Ohne Schaudern am Abgrund

Symphoniker unter Boreyko mit Spätwerken von Mahler und Schostakowitsch.

Düsseldorf. Mahlers Zehnte und Schostakowitschs 15. Symphonie bilden beim 3. Städtischen Konzert unter der Leitung von Andrey Boreyko in der Tonhalle eine Allianz letzter musikalischer Worte. Dadurch ergibt sich eine Konstellation von starker Spannung, die einmal durch die Kontraste der Personalstile entsteht, aber auch durch die Gemeinsamkeit des symphonischen Abschiednehmens. Mit den beiden Spätwerken geht jetzt auch der Düsseldorfer Mahler-Zyklus zu Ende.

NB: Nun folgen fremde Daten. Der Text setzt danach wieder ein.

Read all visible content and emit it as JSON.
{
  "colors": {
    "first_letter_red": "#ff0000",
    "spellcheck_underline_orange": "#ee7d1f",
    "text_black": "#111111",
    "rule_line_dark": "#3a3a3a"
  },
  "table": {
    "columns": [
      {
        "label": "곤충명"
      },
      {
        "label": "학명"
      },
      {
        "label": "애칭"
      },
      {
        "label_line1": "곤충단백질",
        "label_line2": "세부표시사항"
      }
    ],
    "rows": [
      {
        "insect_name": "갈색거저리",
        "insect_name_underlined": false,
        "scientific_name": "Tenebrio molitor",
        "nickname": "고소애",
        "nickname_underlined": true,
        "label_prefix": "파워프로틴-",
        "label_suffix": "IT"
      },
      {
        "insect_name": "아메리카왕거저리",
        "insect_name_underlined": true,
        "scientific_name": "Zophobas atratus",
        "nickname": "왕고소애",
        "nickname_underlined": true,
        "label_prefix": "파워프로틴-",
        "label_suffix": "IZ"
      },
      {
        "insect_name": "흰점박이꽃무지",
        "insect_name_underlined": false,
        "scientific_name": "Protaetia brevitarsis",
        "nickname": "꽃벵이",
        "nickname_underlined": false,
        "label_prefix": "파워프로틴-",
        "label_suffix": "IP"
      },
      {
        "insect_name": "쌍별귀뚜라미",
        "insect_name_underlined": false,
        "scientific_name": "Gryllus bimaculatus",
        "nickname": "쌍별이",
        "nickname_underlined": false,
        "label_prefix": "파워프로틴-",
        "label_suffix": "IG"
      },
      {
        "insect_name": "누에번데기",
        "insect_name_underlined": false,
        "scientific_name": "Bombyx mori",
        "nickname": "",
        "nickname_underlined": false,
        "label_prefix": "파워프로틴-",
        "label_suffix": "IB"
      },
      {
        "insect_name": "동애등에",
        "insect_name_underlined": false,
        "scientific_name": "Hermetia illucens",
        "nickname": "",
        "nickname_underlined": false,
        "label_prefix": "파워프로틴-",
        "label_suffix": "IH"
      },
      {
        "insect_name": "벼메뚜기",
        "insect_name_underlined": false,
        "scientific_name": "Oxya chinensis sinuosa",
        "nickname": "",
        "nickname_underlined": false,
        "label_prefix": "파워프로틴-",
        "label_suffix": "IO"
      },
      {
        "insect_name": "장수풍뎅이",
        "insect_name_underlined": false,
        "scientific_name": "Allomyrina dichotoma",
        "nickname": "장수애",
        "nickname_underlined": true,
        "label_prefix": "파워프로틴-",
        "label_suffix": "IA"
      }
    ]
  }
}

Die Symphoniker besitzen genügend Spielkultur für Mahler. Das Adagio der Zehnten können sie technisch sauber und musikalisch nuancenreich gestalten. Doch leider zündete es am Freitag nicht so richtig. Boreyko fiel zwar mal wieder durch eine ausgetüftelte Zeichengebung auf, bei der man auch ahnt, wohin er will, ein entsprechendes Ergebnis dann aber nicht so richtig hört. Es sieht manchmal aus, als sei der Dirigent durchströmt von rhythmischen Feinheiten und einer spezifischen Klangvorstellung.

Aber die akustische Verwirklichung will nicht hundertprozentig gelingen. Heraus kam nun ein Mahler ohne grobe Schwächen, aber auch bar einer besonderen Magie. Das symphonische Formgebilde entfaltete nicht die rechte Spannkraft, thematischen Entwicklungen fehlte das Zwingende. Vor allem dem dynamischen Höhepunkt mit seinem dröhnenden Moll-Akkord, der so packend schauerlich die Tonarten durchwandert und sich mit Dissonanzen anreichert, fehlte es an Wucht. Das ist eine Stelle, die kann so erschreckend wirken, als blicke man in einen Krater mit dunkel glühender und wabernder Lava. Doch vor dieser Passage, wie sie jetzt erklang, gruselte man sich nicht mehr als vor einem Maar in der Eifel.

Einfallsreicher und mitreißender musiziert man in der Schostakowitsch-Symphonie, der letzten des russischen Komponisten. Mit diesem Opus aus dem Jahr 1971 schließt sich das Kapitel der großen russischen Symphonien, das ein Jahrhundert zuvor bei Tschaikowsky seinen Anfang nahm. Es schien, als würde das Orchester dem Dirigat jetzt mehr Aufmerksamkeit schenken. Die heiteren Rossini-Zitate (der populäre Tell-Galopp) kamen mit Spielwitz daher und die von beklommener Endzeitstimmung kündenden langsamen Sätze brachte man bewegend zum Sprechen.